前回の投稿から少し間が開いてしまった。その間にもいろんなことをやっていて、いろいろ書きたいこともあった。たとえば先日やったフォトコンテストの審査員の話とか。だが、ここで書くより先に審査評を書かねばならず、そっちを優先している。機会を見つけて書こうと思う。

8/20に南青山マンダラでやるライヴの準備もしている。タイトルが「Paint the Air with Sounds」つまり「音で空氣に色を塗る」。

思えば、今年ほど「色塗り」をたくさんやっている年もない。

正月早々、2人展「Quotations」に出す絵画の色塗りをせっせとやった。

今月は水彩画展「Finding a Planet」を行った。

正直に告白すると、色彩感覚にはコンプレックスがある。

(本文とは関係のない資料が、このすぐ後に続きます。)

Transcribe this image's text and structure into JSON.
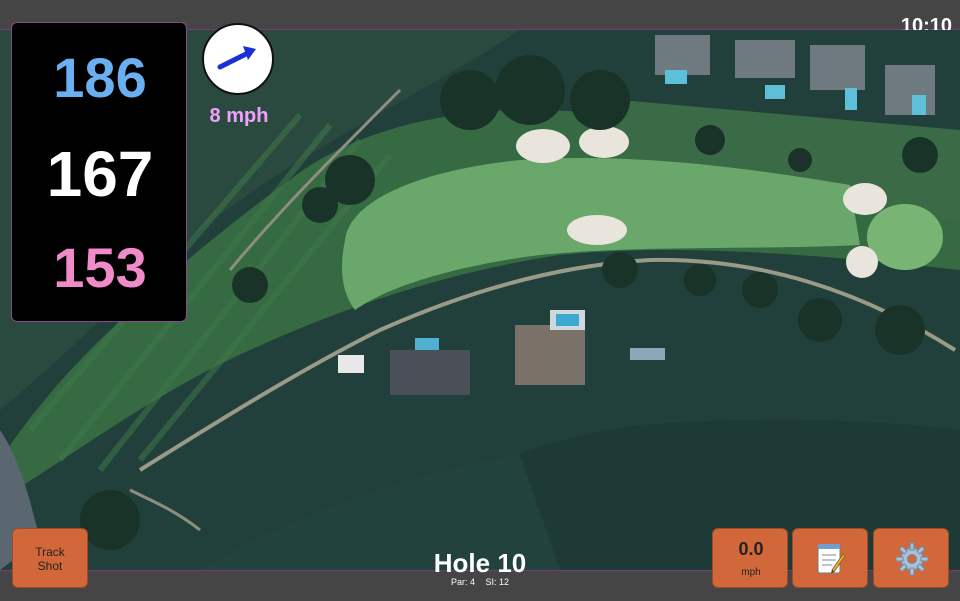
{
  "status": {
    "time": "10:10"
  },
  "distances": {
    "back": "186",
    "middle": "167",
    "front": "153"
  },
  "wind": {
    "speed": "8 mph",
    "icon": "wind-arrow-icon"
  },
  "hole": {
    "title": "Hole 10",
    "par": "Par: 4",
    "si": "SI: 12"
  },
  "buttons": {
    "track_line1": "Track",
    "track_line2": "Shot",
    "speed_value": "0.0",
    "speed_unit": "mph",
    "notes_icon": "notepad-icon",
    "settings_icon": "gear-icon"
  },
  "colors": {
    "accent": "#d2683a",
    "back_dist": "#6ab0f0",
    "front_dist": "#f08ac8",
    "wind_text": "#f0a0ff"
  }
}
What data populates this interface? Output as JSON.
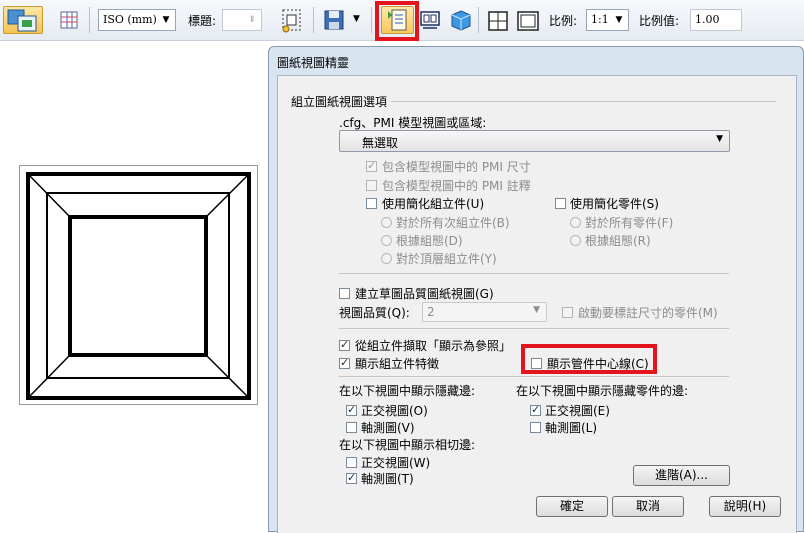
{
  "toolbar": {
    "standard": "ISO (mm)",
    "title_label": "標題:",
    "scale_label": "比例:",
    "scale_value": "1:1",
    "scale_value_label": "比例值:",
    "scale_value_field": "1.00"
  },
  "dialog": {
    "title": "圖紙視圖精靈",
    "section_title": "組立圖紙視圖選項",
    "cfg_label": ".cfg、PMI 模型視圖或區域:",
    "cfg_value": "無選取",
    "pmi_dim": "包含模型視圖中的 PMI 尺寸",
    "pmi_note": "包含模型視圖中的 PMI 註釋",
    "use_simplified_assembly": "使用簡化組立件(U)",
    "all_subassemblies": "對於所有次組立件(B)",
    "by_config_1": "根據組態(D)",
    "top_level": "對於頂層組立件(Y)",
    "use_simplified_parts": "使用簡化零件(S)",
    "all_parts": "對於所有零件(F)",
    "by_config_2": "根據組態(R)",
    "draft_quality": "建立草圖品質圖紙視圖(G)",
    "view_quality_label": "視圖品質(Q):",
    "view_quality_value": "2",
    "dim_parts": "啟動要標註尺寸的零件(M)",
    "show_reference": "從組立件擷取「顯示為參照」",
    "show_features": "顯示組立件特徵",
    "show_centerline": "顯示管件中心線(C)",
    "hidden_edges_title": "在以下視圖中顯示隱藏邊:",
    "hidden_ortho": "正交視圖(O)",
    "hidden_iso": "軸測圖(V)",
    "hidden_parts_title": "在以下視圖中顯示隱藏零件的邊:",
    "parts_ortho": "正交視圖(E)",
    "parts_iso": "軸測圖(L)",
    "tangent_title": "在以下視圖中顯示相切邊:",
    "tangent_ortho": "正交視圖(W)",
    "tangent_iso": "軸測圖(T)",
    "advanced_button": "進階(A)...",
    "ok_button": "確定",
    "cancel_button": "取消",
    "help_button": "說明(H)"
  }
}
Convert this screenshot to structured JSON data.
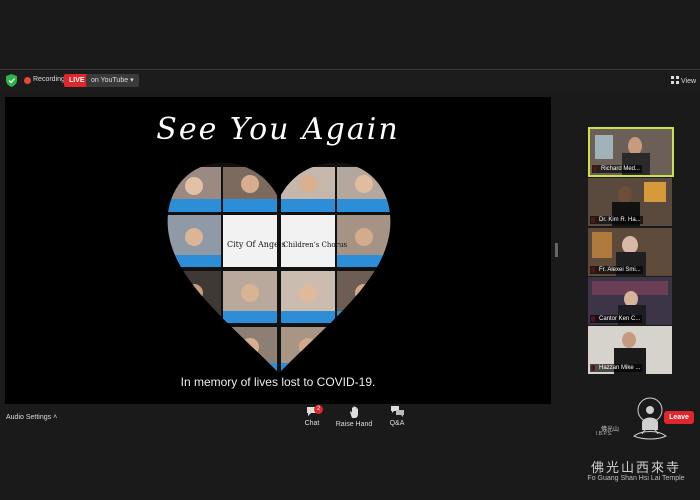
{
  "topbar": {
    "recording_label": "Recording",
    "live_label": "LIVE",
    "youtube_label": "on YouTube",
    "view_label": "View"
  },
  "share": {
    "title": "See You Again",
    "logo_left": "City Of Angels",
    "logo_right": "Children's Chorus",
    "caption": "In memory of lives lost to COVID-19."
  },
  "participants": [
    {
      "name": "Richard Med..."
    },
    {
      "name": "Dr. Kim R. Ha..."
    },
    {
      "name": "Fr. Alexei Smi..."
    },
    {
      "name": "Cantor Ken C..."
    },
    {
      "name": "Hazzan Mike ..."
    }
  ],
  "toolbar": {
    "audio_settings": "Audio Settings",
    "chat_label": "Chat",
    "chat_count": "2",
    "raise_hand_label": "Raise Hand",
    "qa_label": "Q&A",
    "leave_label": "Leave"
  },
  "watermark": {
    "small_cn": "佛光山",
    "ibps": "I.B.P.S.",
    "cn": "佛光山西來寺",
    "en": "Fo Guang Shan Hsi Lai Temple"
  }
}
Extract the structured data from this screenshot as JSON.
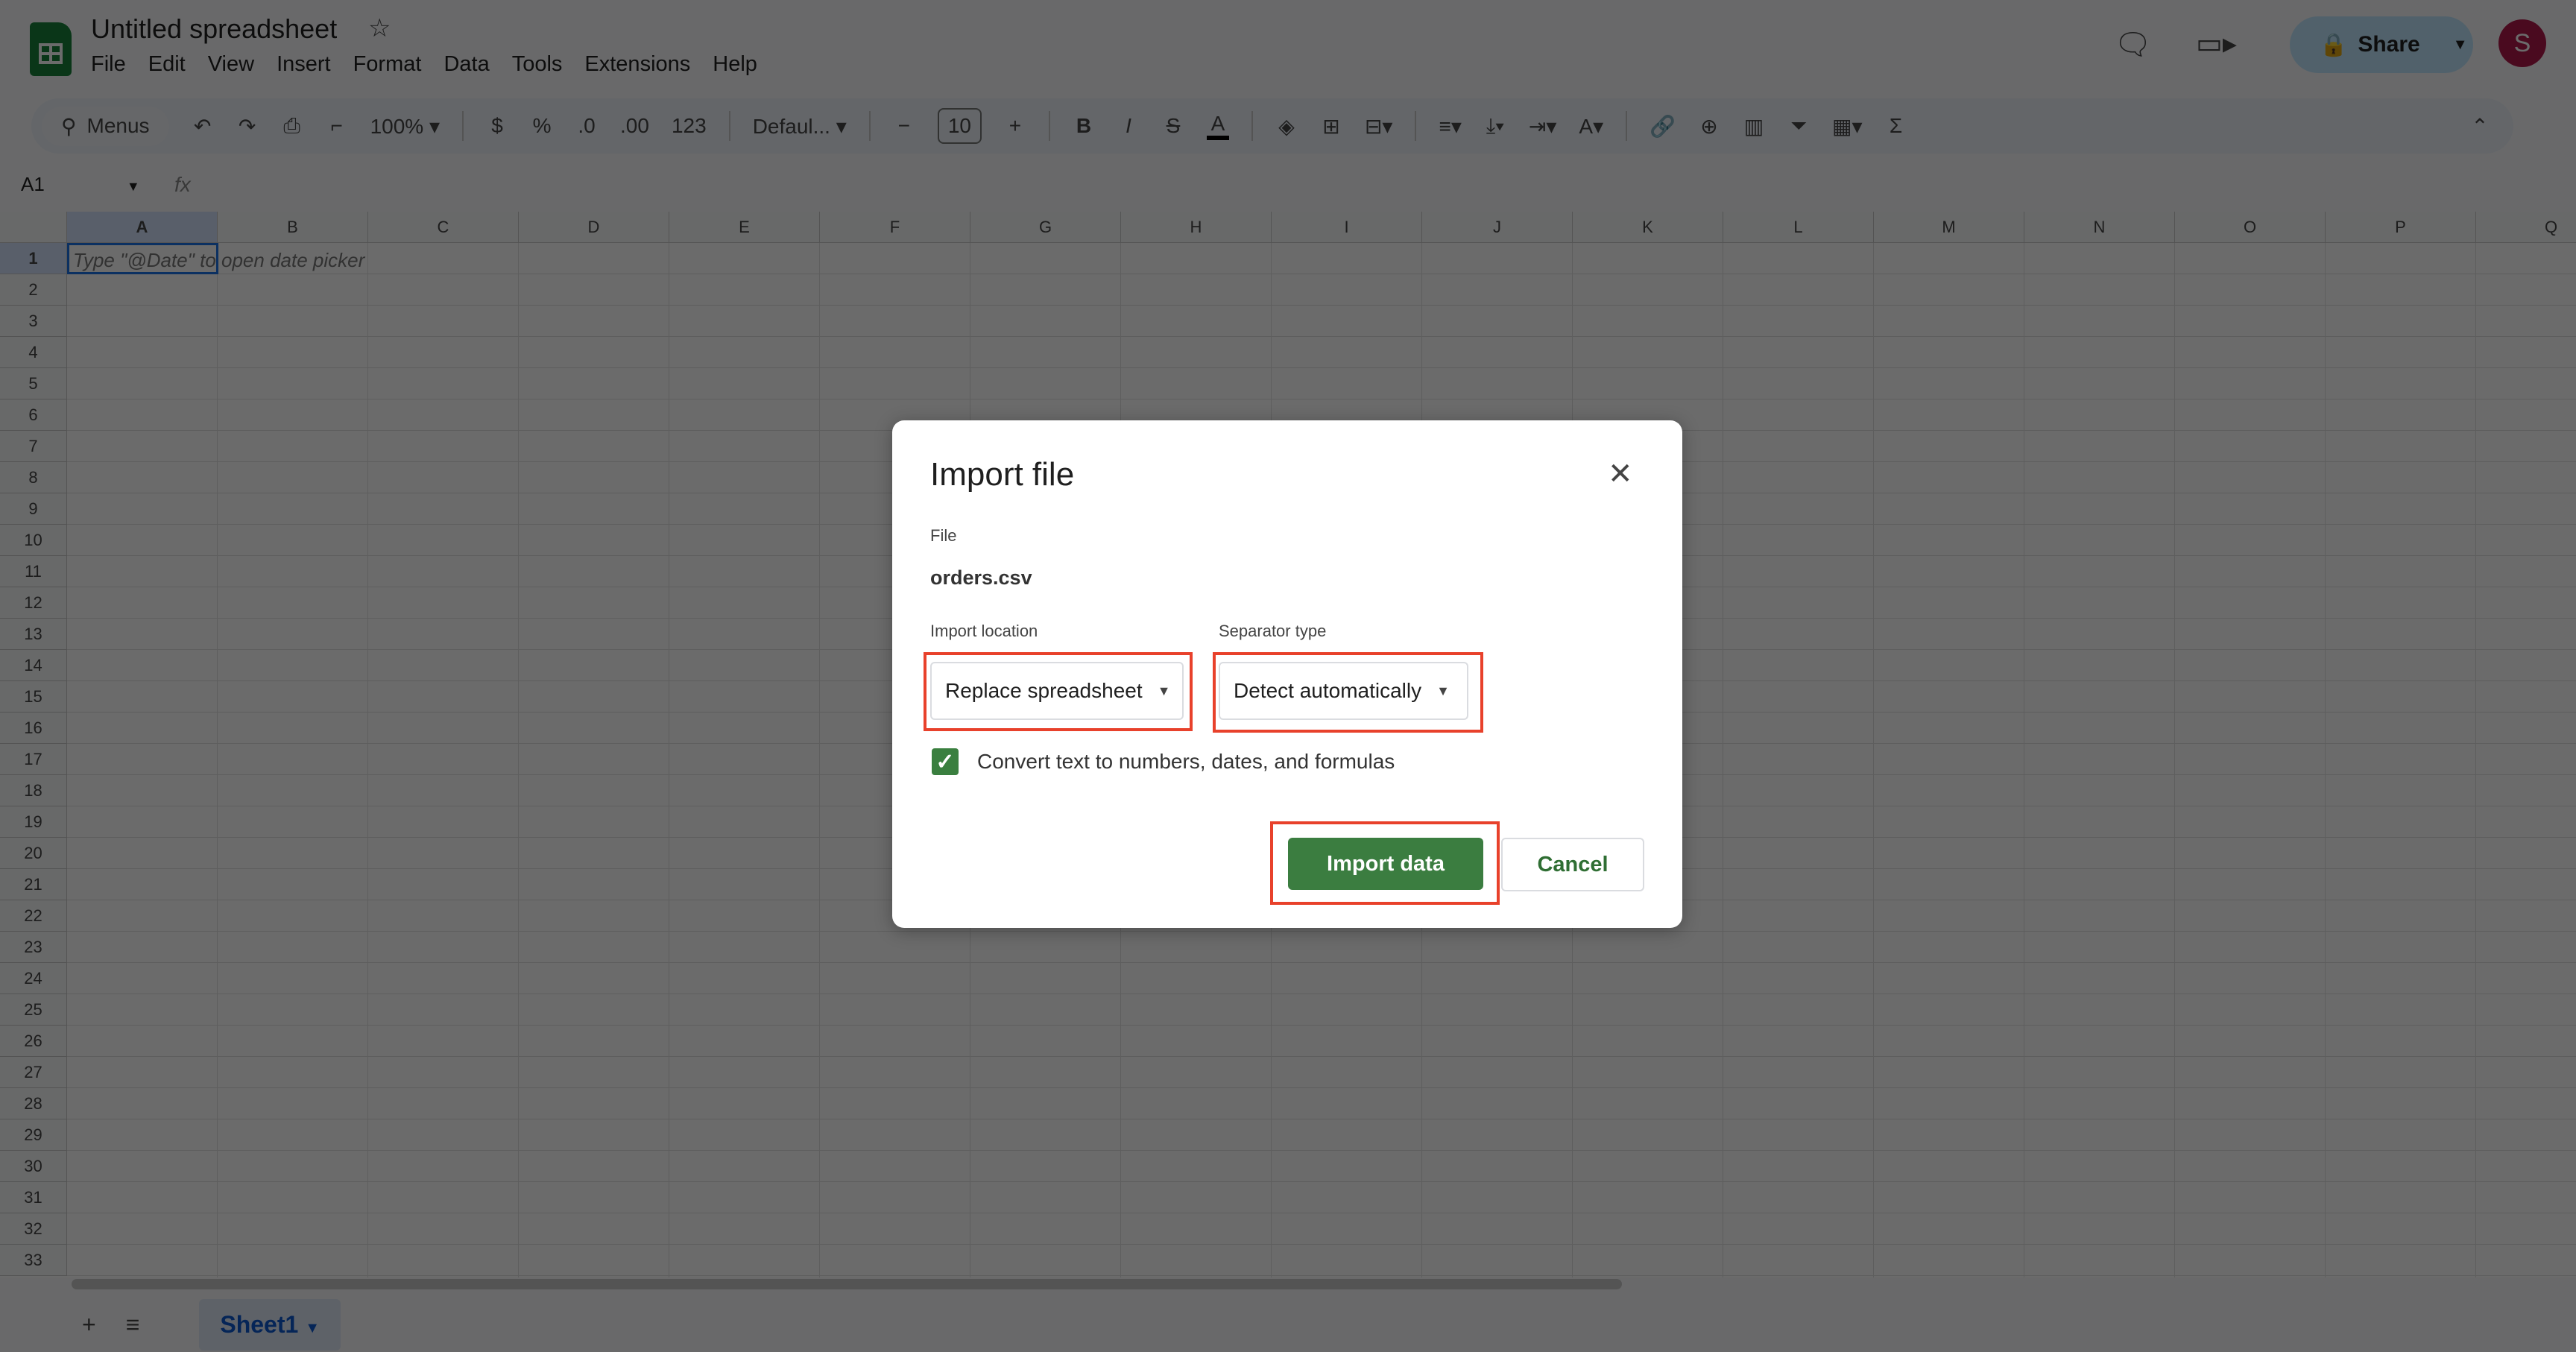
{
  "app": {
    "title": "Untitled spreadsheet",
    "menu": [
      "File",
      "Edit",
      "View",
      "Insert",
      "Format",
      "Data",
      "Tools",
      "Extensions",
      "Help"
    ],
    "share_label": "Share",
    "avatar_initial": "S"
  },
  "toolbar": {
    "menus_label": "Menus",
    "zoom": "100%",
    "currency": "$",
    "percent": "%",
    "dec_decrease": ".0",
    "dec_increase": ".00",
    "number_format": "123",
    "font": "Defaul...",
    "font_size": "10",
    "bold": "B",
    "italic": "I",
    "strike": "S",
    "text_color": "A",
    "sum": "Σ"
  },
  "formula_bar": {
    "name_box": "A1",
    "fx": "fx"
  },
  "grid": {
    "columns": [
      "A",
      "B",
      "C",
      "D",
      "E",
      "F",
      "G",
      "H",
      "I",
      "J",
      "K",
      "L",
      "M",
      "N",
      "O",
      "P",
      "Q"
    ],
    "rows": [
      "1",
      "2",
      "3",
      "4",
      "5",
      "6",
      "7",
      "8",
      "9",
      "10",
      "11",
      "12",
      "13",
      "14",
      "15",
      "16",
      "17",
      "18",
      "19",
      "20",
      "21",
      "22",
      "23",
      "24",
      "25",
      "26",
      "27",
      "28",
      "29",
      "30",
      "31",
      "32",
      "33"
    ],
    "a1_hint": "Type \"@Date\" to open date picker"
  },
  "sheets": {
    "active": "Sheet1"
  },
  "dialog": {
    "title": "Import file",
    "file_label": "File",
    "file_name": "orders.csv",
    "location_label": "Import location",
    "location_value": "Replace spreadsheet",
    "separator_label": "Separator type",
    "separator_value": "Detect automatically",
    "convert_label": "Convert text to numbers, dates, and formulas",
    "convert_checked": true,
    "import_button": "Import data",
    "cancel_button": "Cancel"
  },
  "colors": {
    "accent": "#3b7d40",
    "highlight": "#e8412b",
    "selection": "#1a73e8"
  }
}
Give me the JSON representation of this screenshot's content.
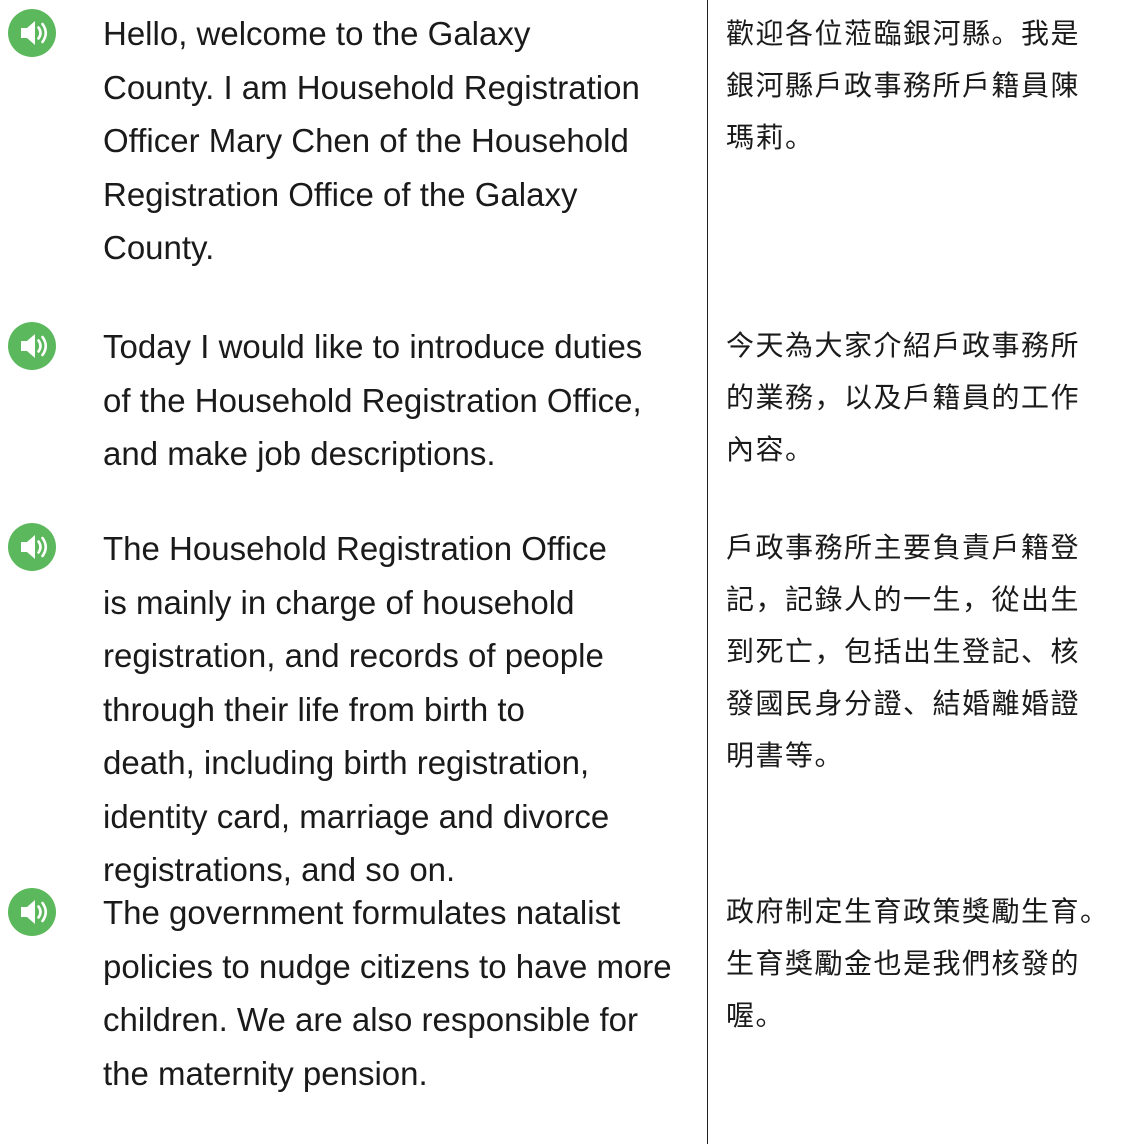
{
  "colors": {
    "speaker_icon_bg": "#5cb85c",
    "speaker_icon_fg": "#ffffff",
    "divider": "#222222",
    "text": "#1a1a1a"
  },
  "entries": [
    {
      "icon": "speaker-icon",
      "english": "Hello, welcome to the Galaxy\nCounty. I am Household Registration\nOfficer Mary Chen of the Household\nRegistration Office of the Galaxy\nCounty.",
      "chinese": "歡迎各位蒞臨銀河縣。我是\n銀河縣戶政事務所戶籍員陳\n瑪莉。"
    },
    {
      "icon": "speaker-icon",
      "english": "Today I would like to introduce duties\nof the Household Registration Office,\nand make job descriptions.",
      "chinese": "今天為大家介紹戶政事務所\n的業務，以及戶籍員的工作\n內容。"
    },
    {
      "icon": "speaker-icon",
      "english": "The Household Registration Office\nis mainly in charge of household\nregistration, and records of people\nthrough their life from birth to\ndeath, including birth registration,\nidentity card, marriage and divorce\nregistrations, and so on.",
      "chinese": "戶政事務所主要負責戶籍登\n記，記錄人的一生，從出生\n到死亡，包括出生登記、核\n發國民身分證、結婚離婚證\n明書等。"
    },
    {
      "icon": "speaker-icon",
      "english": "The government formulates natalist\npolicies to nudge citizens to have more\nchildren. We are also responsible for\nthe maternity pension.",
      "chinese": "政府制定生育政策獎勵生育。\n生育獎勵金也是我們核發的\n喔。"
    }
  ]
}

担当する写真講座などで接する女性たちのほうが、私よりもはるかに色彩に敏感だからだ。女性にとって色は、生命と密接に関係がある。

そんな私だが、色彩で遊ぶのは好きだ。

だから写真も大半をカラーで撮っている。しかし周囲からは、白黒の印象が強いと言われることが多い。

白黒フィルムで撮っていても、印画紙の色やトーンを工夫するのが好きだ。リスプリントなんかをやってるのはそのためでもある。

水彩画は、透明度にけっこうこだわっていて、色を濁らせない工夫を人一倍して描く。先日の個展では多くの方に青が好きだと言われた。青はたぶん私の基本の色。

個展に来てくれた画家の友人は「ずっと白黒の人かと思ってたけど、色の人なんだというのがよく分かった」と言ってくれた。これまでそんなこと言われたことはなかった。

音楽でも、ここのところずっと「色塗り」をやっている。

故・冨田勲さん云く、シンセサイザーは音のパレット。混ぜ合わせて自分の色をつくるのだ。

色にも存在感というものがあるように、どうやったら存在感のある音を出せるか、寝ても覚めても考え、楽器をいじりながら「絵の具」をこね合わせる毎日だ。

青が基本の色と書いたが、私の音楽でそれに当たるのは、もしかするとストリングスのサウンドなのかもとこれを書きながら思った。

この曲たちなどはまさにそれで、ベースにあるゆったりとしたストリングスのサウンドは、かつてつくった弦楽オーケストラの曲のリメイク。

南青山マンダラには、グランドピアノといい音響があるから、また違う色をつくることができる。それをその場の空氣に次々に塗っていくのは、ライヴペインティング感覚だ。このワクワクがどれだけ伝えられているかわからないが、伝わってほしい。